The three women have been working with Parker once a week for a year, funded by the Life Changes Trust’s Dementia programme. But, as Parker says with a smile as she guides us into the performance space – ‘the only “D” word we use here, is “Dancing”.’
And dance they do, whether it’s up on their feet (Doreen, the 85-year-old spring chicken of the trio), sitting down on a chair with a portable tap mat or balanced at a ballet barre (June, the witty 90-year-old) or filmed (Marie, the 94-year-old hoofer, still light on her feet, but recovering from a hip operation, so not performing in person today).
Katie Miller and Daisy Douglas, two dancers in their 20s, are also part of the line-up – learning from those who went before them, and adding their own youthful energy to the room.
Stand-out moments, in an hour of funny, engaging and life-affirming dance, include Don Murray’s heart-rending ‘Dying Swan’ at the barre, and Miller dancing a solo once performed by Leighton-Ward at Leith’s former Gaiety Theatre in the 1950s.

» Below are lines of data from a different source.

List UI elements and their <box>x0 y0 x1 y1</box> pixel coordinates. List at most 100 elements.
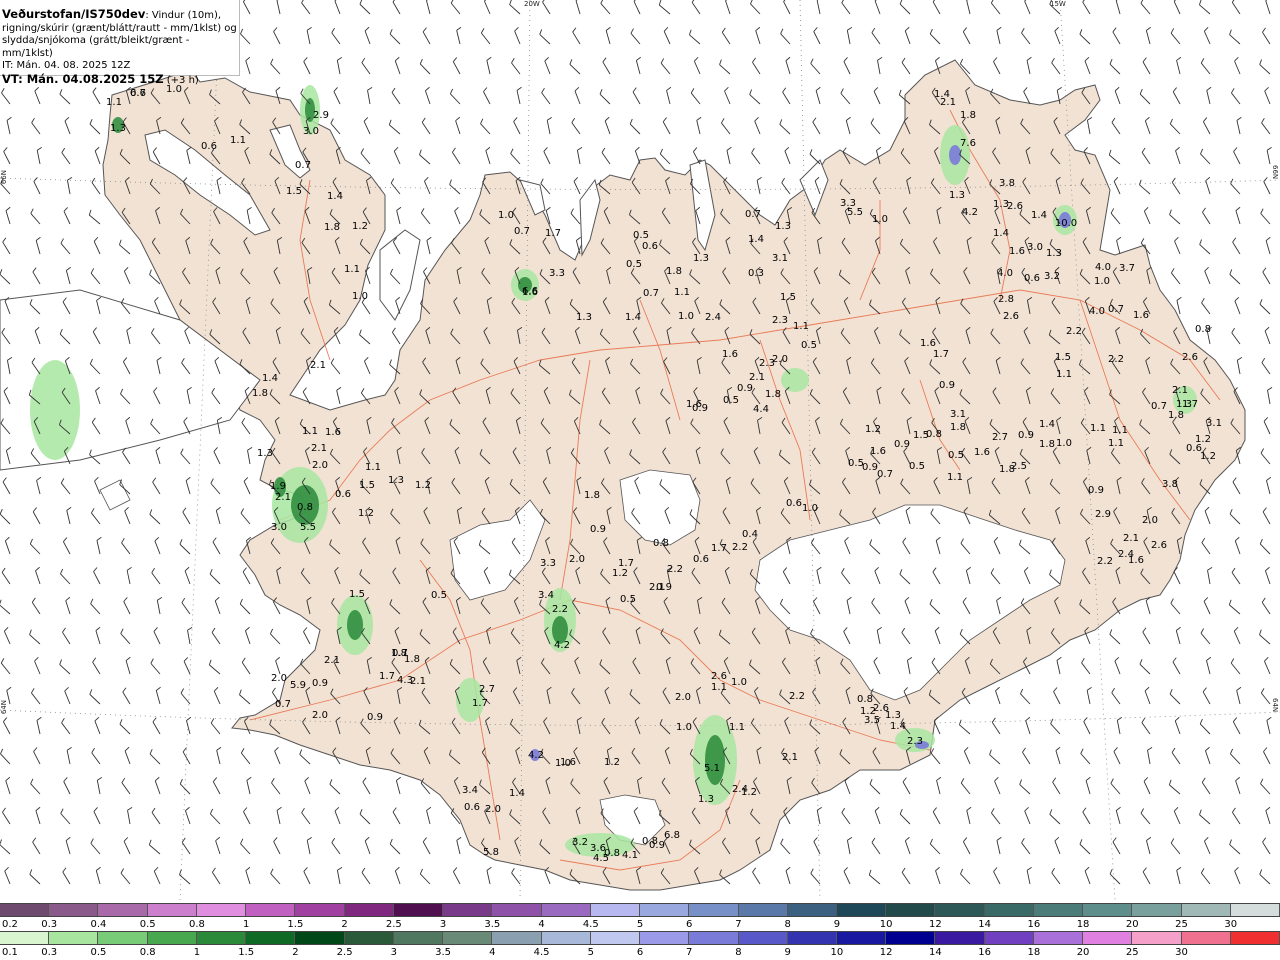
legend-swatch <box>196 904 247 916</box>
legend-label: 4.5 <box>533 947 550 958</box>
precip-value: 10.0 <box>1055 218 1077 229</box>
precip-value: 0.8 <box>857 694 873 705</box>
legend-swatch <box>836 932 887 944</box>
legend-swatch <box>984 904 1034 916</box>
legend-swatch <box>1083 932 1133 944</box>
legend-label: 25 <box>1175 919 1188 930</box>
legend-label: 18 <box>1076 919 1090 930</box>
precip-value: 1.0 <box>676 722 692 733</box>
precip-value: 4.0 <box>1095 262 1111 273</box>
precip-value: 1.2 <box>352 221 368 232</box>
legend-label: 30 <box>1175 947 1188 958</box>
precip-value: 1.8 <box>960 110 976 121</box>
legend-swatch <box>49 932 99 944</box>
precip-value: 3.2 <box>572 837 588 848</box>
precip-value: 2.6 <box>711 671 727 682</box>
precip-value: 1.0 <box>555 758 571 769</box>
precip-value: 0.5 <box>801 340 817 351</box>
precip-value: 1.8 <box>950 422 966 433</box>
legend-swatch <box>443 932 493 944</box>
precip-value: 0.6 <box>693 554 709 565</box>
precip-value: 0.8 <box>653 538 669 549</box>
legend-swatch <box>787 904 837 916</box>
precip-value: 1.6 <box>686 399 702 410</box>
legend-swatch <box>393 932 444 944</box>
legend-swatch <box>1132 904 1182 916</box>
legend-label: 3.5 <box>484 919 501 930</box>
legend-swatch <box>1230 932 1280 944</box>
precip-value: 4.2 <box>554 640 570 651</box>
precip-value: 0.5 <box>620 594 636 605</box>
precip-value: 2.2 <box>732 542 748 553</box>
legend-swatch <box>1181 904 1231 916</box>
precip-value: 1.0 <box>802 503 818 514</box>
legend-label: 5 <box>636 919 644 930</box>
precip-value: 0.5 <box>431 590 447 601</box>
precip-value: 0.8 <box>604 848 620 859</box>
legend-label: 4 <box>538 919 545 930</box>
precip-value: 1.6 <box>974 447 990 458</box>
precip-value: 0.9 <box>894 439 910 450</box>
init-time: IT: Mán. 04. 08. 2025 12Z <box>2 60 131 71</box>
precip-value: 1.1 <box>947 472 963 483</box>
precip-value: 1.9 <box>270 481 286 492</box>
precip-value: 1.4 <box>262 373 278 384</box>
precip-value: 1.3 <box>693 253 709 264</box>
precip-value: 1.8 <box>765 389 781 400</box>
legend-label: 20 <box>1125 919 1139 930</box>
precip-value: 1.7 <box>1182 399 1198 410</box>
legend-swatch <box>344 904 394 916</box>
precip-value: 2.2 <box>667 564 683 575</box>
precip-value: 0.7 <box>877 469 893 480</box>
precip-value: 0.9 <box>939 380 955 391</box>
precip-value: 4.2 <box>528 750 544 761</box>
precip-value: 2.0 <box>675 692 691 703</box>
legend-swatch <box>1230 904 1280 916</box>
legend-label: 0.2 <box>2 919 18 930</box>
legend-label: 2.5 <box>385 919 402 930</box>
precip-value: 2.2 <box>1066 326 1082 337</box>
legend-label: 6 <box>686 919 693 930</box>
lon-label-20w: 20W <box>524 0 540 8</box>
precip-value: 2.0 <box>772 354 788 365</box>
forecast-map: 0.7 1.01.11.30.61.12.93.00.71.5 1.41.8 1.21… <box>0 0 1280 900</box>
precip-value: 2.1 <box>324 655 340 666</box>
precip-value: 2.4 <box>705 312 721 323</box>
precip-value: 2.0 <box>485 804 501 815</box>
legend-swatch <box>787 932 837 944</box>
precip-value: 0.4 <box>742 529 758 540</box>
precip-value: 1.4 <box>890 721 906 732</box>
precip-value: 1.4 <box>993 228 1009 239</box>
precip-value: 1.3 <box>110 123 126 134</box>
precip-value: 2.3 <box>907 736 923 747</box>
precip-value: 4.1 <box>622 850 638 861</box>
source-name: Veðurstofan/IS750dev <box>2 7 146 21</box>
precip-value: 3.4 <box>538 590 554 601</box>
legend-label: 1.5 <box>287 919 304 930</box>
precip-value: 0.6 <box>201 141 217 152</box>
precip-value: 3.2 <box>1044 271 1060 282</box>
precip-value: 2.6 <box>1151 540 1167 551</box>
precip-value: 4.4 <box>753 404 769 415</box>
legend-swatch <box>344 932 394 944</box>
precip-value: 0.6 <box>1024 273 1040 284</box>
legend-label: 18 <box>1027 947 1041 958</box>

Leighton-Ward joins in on the bits she still can – and each woman’s rendition is beautiful in its own distinct way.
But it’s the stories as much as the dancing that matter here: a photo of Leighton-Ward from The Scotsman in 1953, showing her at an Equity meeting in Edinburgh, requesting better pay for dancers; Don Murray pointing to a poster on the wall, expertly drawn by her theatre-manager father ‘with soot from the fireplace’; and Parker holding a playbill from 27 November 1944, announcing that The Raymond Sisters would be playing the Empire Theatre that night – then pointing to Duthie, who was one of those sisters.
A book and film of An Audience With … is scheduled for spring 2018, and while there’s nothing like sharing a space with these women in person, both of those outputs are likely to be just as fascinating and moving as this.